Thanks for all the suggestions. I'm still holding out for the goal.


----------



## Orion (Aug 1, 2007)

I know you're out there, bronze or copper Maglite!

My poor Malkoff drop in is at home sobbing because it isn't in a host.


----------



## Orion (Aug 2, 2007)

Just wondering. . . . has there even been a copper or bronze Maglight in 3D or bigger? :-/

I've been searching around the internet and only have seen 2D in the copper. You can get a few more colors in 3D, but for 4D, even fewer. I may just pick up whatever color I can get at the local Walmart and stop the search.


----------



## Orion (Aug 6, 2007)

I went ahead and picked up a Pewter colored 4D Maglite for the Malkoff dropin. It isn't what I wanted, . . . . but what I wanted may not even exist. 

The dropin is very bright and white in tint. It really blew away the Txxx 3 watt Luxeon I have in another Maglite.


----------



## KentuckyMike (Aug 23, 2007)

Just wait for the next GB and have that bad boy gold-plated.....

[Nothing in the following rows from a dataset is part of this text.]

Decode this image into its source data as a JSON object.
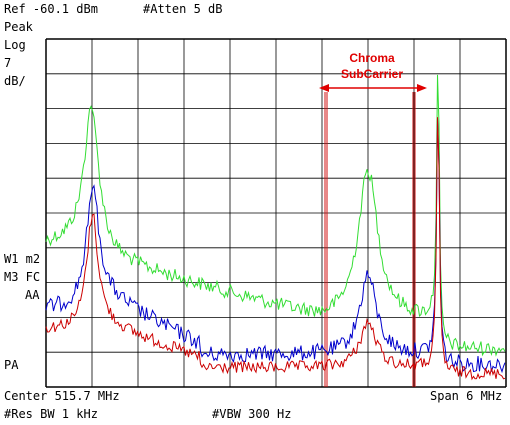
{
  "header": {
    "ref_label": "Ref -60.1 dBm",
    "atten_label": "#Atten 5 dB"
  },
  "left_panel": {
    "detector": "Peak",
    "scale_type": "Log",
    "scale_value": "7",
    "scale_unit": "dB/",
    "trace_w1": "W1 m2",
    "trace_m3": "M3 FC",
    "aa": "AA",
    "pa": "PA"
  },
  "footer": {
    "center": "Center 515.7 MHz",
    "span": "Span 6 MHz",
    "res_bw": "#Res BW 1 kHz",
    "vbw": "#VBW 300 Hz"
  },
  "annotation": {
    "line1": "Chroma",
    "line2": "SubCarrier",
    "color": "#e00000"
  },
  "colors": {
    "grid": "#000000",
    "trace_green": "#33dd33",
    "trace_blue": "#0000cc",
    "trace_red": "#cc0000",
    "marker_red": "#d01010"
  }
}
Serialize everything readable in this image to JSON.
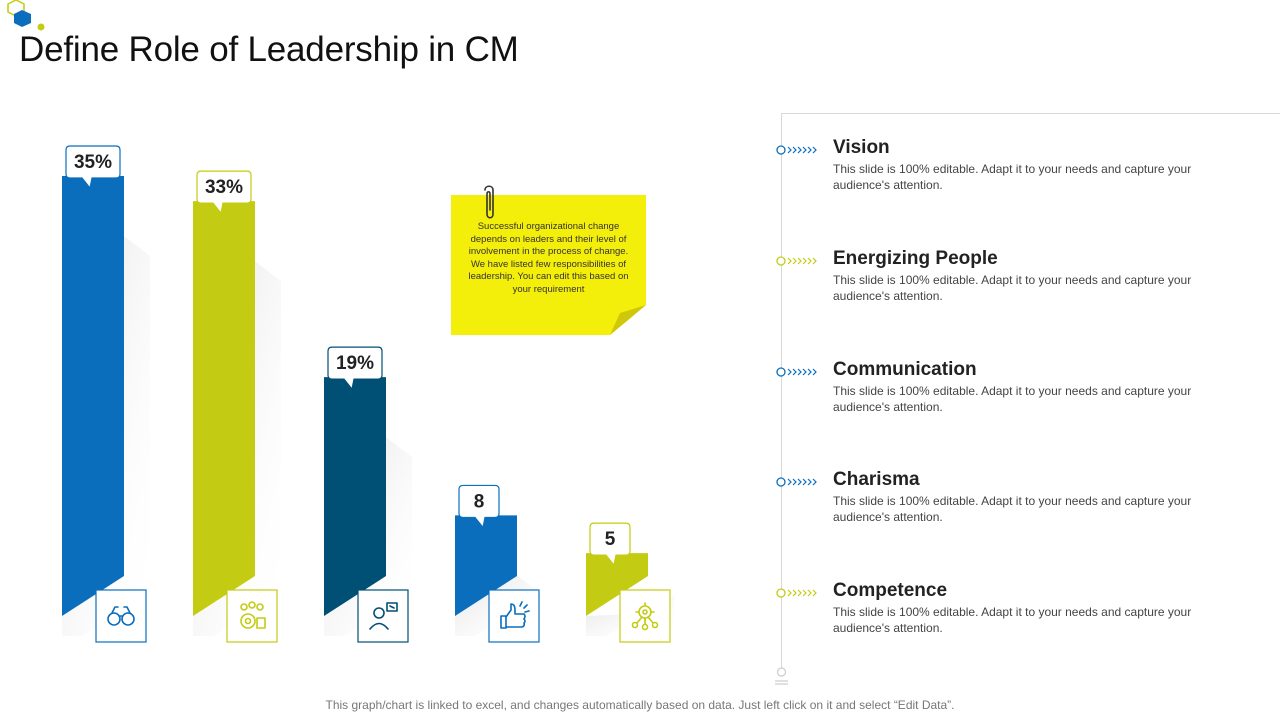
{
  "page": {
    "title": "Define Role of Leadership in CM",
    "footer": "This graph/chart is linked to excel, and changes automatically based on data. Just left click on it and select “Edit Data”."
  },
  "note": {
    "text": "Successful organizational change depends on leaders and their level of involvement in the process of change. We have listed few responsibilities of leadership. You can edit this based on your requirement"
  },
  "chart_data": {
    "type": "bar",
    "title": "",
    "xlabel": "",
    "ylabel": "",
    "ylim": [
      0,
      35
    ],
    "categories": [
      "Vision",
      "Energizing People",
      "Communication",
      "Charisma",
      "Competence"
    ],
    "values": [
      35,
      33,
      19,
      8,
      5
    ],
    "labels": [
      "35%",
      "33%",
      "19%",
      "8",
      "5"
    ],
    "colors": [
      "#0a6ebd",
      "#c3cc12",
      "#004f74",
      "#0a6ebd",
      "#c3cc12"
    ],
    "icons": [
      "binoculars-icon",
      "team-gear-icon",
      "presenter-icon",
      "thumbs-up-icon",
      "network-gear-icon"
    ]
  },
  "timeline": {
    "items": [
      {
        "heading": "Vision",
        "desc": "This slide is 100% editable. Adapt it to your needs and capture your audience's attention.",
        "color": "#0a6ebd"
      },
      {
        "heading": "Energizing People",
        "desc": "This slide is 100% editable. Adapt it to your needs and capture your audience's attention.",
        "color": "#c3cc12"
      },
      {
        "heading": "Communication",
        "desc": "This slide is 100% editable. Adapt it to your needs and capture your audience's attention.",
        "color": "#0a6ebd"
      },
      {
        "heading": "Charisma",
        "desc": "This slide is 100% editable. Adapt it to your needs and capture your audience's attention.",
        "color": "#0a6ebd"
      },
      {
        "heading": "Competence",
        "desc": "This slide is 100% editable. Adapt it to your needs and capture your audience's attention.",
        "color": "#c3cc12"
      }
    ]
  },
  "colors": {
    "blue": "#0a6ebd",
    "lime": "#c3cc12",
    "navy": "#004f74",
    "note": "#f4ee0b"
  }
}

It's not exactly bronze or copper colored...but it's certainly befitting Gene's module, and should compliment the heat sink nicely....:naughty:


----------



## kaj (Sep 30, 2008)

I spotted a Copper Color Maglite at the link below. Actually they had 2D, 4D, and 2AA in Copper.



http://www.zbattery.com/Maglite-4D-Cell-Flashlight-BLACK-Finish_3?sc=7&category=1259


----------